基于线性模型预测一些缺失值
predict some missing values based on linear model
datax <- matrix(1:32, nrow = 8)
datax[2:5,1] <- NA
m <- data.frame(datax)
names(m)[c(1:4)] <- c("Length", "Width", "sex", "height")
model <- glm(Length ~ Width + sex + height, data = m)
你如何根据模型预测 NA 值(代码只是作为示例)
我有一个包含 15 个变量的数据集,响应变量有一些缺失值。
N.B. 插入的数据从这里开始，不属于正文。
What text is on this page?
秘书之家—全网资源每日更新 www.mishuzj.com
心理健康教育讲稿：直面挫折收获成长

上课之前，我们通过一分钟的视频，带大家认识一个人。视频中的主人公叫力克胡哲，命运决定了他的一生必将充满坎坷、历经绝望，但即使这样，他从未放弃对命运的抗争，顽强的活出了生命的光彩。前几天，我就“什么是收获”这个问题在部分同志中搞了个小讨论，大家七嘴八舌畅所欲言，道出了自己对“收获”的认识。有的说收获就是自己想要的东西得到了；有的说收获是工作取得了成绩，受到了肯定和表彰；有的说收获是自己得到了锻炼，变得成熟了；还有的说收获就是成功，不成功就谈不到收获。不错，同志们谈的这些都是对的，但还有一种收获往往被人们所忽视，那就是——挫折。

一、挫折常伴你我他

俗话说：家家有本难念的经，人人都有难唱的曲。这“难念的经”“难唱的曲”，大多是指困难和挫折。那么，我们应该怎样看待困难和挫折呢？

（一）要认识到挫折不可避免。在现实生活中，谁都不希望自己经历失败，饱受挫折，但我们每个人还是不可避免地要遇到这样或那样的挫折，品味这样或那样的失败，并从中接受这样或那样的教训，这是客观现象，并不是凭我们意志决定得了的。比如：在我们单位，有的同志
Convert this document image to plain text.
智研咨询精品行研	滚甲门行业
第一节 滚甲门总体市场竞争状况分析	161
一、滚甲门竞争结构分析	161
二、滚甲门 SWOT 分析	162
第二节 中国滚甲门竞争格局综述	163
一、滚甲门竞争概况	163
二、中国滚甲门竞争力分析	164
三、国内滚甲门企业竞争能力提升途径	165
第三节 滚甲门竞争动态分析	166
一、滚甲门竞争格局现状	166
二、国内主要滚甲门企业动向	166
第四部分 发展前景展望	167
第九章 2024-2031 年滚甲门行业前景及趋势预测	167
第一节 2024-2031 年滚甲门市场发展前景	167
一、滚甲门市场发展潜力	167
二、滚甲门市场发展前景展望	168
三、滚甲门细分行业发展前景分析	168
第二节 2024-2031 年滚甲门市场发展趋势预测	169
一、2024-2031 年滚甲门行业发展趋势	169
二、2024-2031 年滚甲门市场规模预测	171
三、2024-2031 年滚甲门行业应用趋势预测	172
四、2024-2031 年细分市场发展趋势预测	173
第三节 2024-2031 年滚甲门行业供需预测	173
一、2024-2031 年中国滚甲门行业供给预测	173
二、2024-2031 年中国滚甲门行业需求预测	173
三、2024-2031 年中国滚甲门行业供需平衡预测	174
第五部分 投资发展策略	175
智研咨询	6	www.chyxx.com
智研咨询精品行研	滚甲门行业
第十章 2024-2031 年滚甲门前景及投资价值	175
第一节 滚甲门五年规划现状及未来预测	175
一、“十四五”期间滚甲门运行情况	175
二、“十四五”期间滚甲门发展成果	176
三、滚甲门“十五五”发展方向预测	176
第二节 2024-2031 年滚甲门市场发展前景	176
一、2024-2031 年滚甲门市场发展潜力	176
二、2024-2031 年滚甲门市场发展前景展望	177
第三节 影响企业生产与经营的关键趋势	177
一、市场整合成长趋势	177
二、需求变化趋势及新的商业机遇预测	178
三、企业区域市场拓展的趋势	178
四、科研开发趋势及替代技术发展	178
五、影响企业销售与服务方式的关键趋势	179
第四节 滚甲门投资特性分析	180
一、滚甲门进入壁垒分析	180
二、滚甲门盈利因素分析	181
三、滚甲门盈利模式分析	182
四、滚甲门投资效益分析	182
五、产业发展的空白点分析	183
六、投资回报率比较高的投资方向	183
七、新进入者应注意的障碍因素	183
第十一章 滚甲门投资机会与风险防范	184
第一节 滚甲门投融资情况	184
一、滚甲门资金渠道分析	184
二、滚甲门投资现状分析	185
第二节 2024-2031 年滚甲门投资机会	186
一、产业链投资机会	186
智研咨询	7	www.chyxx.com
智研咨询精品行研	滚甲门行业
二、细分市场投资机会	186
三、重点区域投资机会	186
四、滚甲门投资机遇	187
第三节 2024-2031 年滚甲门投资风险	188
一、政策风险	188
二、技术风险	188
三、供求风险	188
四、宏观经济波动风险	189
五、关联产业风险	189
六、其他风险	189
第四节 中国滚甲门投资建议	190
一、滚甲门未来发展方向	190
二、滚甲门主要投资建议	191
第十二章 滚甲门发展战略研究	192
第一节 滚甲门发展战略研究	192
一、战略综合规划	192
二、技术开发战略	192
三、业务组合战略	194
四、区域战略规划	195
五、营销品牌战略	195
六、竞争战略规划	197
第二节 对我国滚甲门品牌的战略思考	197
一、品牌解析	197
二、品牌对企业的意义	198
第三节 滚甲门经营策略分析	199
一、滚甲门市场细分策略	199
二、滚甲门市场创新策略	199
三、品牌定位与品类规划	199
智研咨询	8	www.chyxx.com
我如何根据从该数据集构建的线性模型预测响应变量的缺失值?
我想你可以尝试像下面这样预测
options(warn=-1) # shut down warnings
m[is.na(m[1]),1] <- predict(model,newdata = subset(m[-1],is.na(m[1])))
options(warn=1) # turn on warnings
这样
> m
Length Width sex height
1 1 9 17 25
2 2 10 18 26
3 3 11 19 27
4 4 12 20 28
5 5 13 21 29
6 6 14 22 30
7 7 15 23 31
8 8 16 24 32
如何将您的数据子集化为有和没有缺失值的部分,基于后者创建线性模型并通过 predict()
将缺失值归因于前者?
library(tidyverse)
datax <- matrix(1:32, nrow = 8)
datax[2:5,1] <- NA
m <- data.frame(datax)
names(m)[c(1:4)] <- c("Length", "Width", "sex", "height")
# Creating an index of rows with missing values in "Length"
missing_index <- which(is.na(m$Length))
# Subsetting rows with missing values
m_missing <- m[missing_index,]
# Subsetting the rest
m_rest <- m[-missing_index,]
# Creating a linear model on m_rest and making predictions on m_missing
model <- lm(Length ~ ., data = m_rest)
predictions <- predict(model, newdata = m_missing %>% select(-Length))
# Insert missing values into the original dataframe
m[missing_index, "Length"] <- predictions
导致:
> print(m)
Length Width sex height
1 1 9 17 25
2 2 10 18 26
3 3 11 19 27
4 4 12 20 28
5 5 13 21 29
6 6 14 22 30
7 7 15 23 31
8 8 16 24 32
datax <- matrix(1:32, nrow = 8)
datax[2:5,1] <- NA
m <- data.frame(datax)
names(m)[c(1:4)] <- c("Length", "Width", "sex", "height")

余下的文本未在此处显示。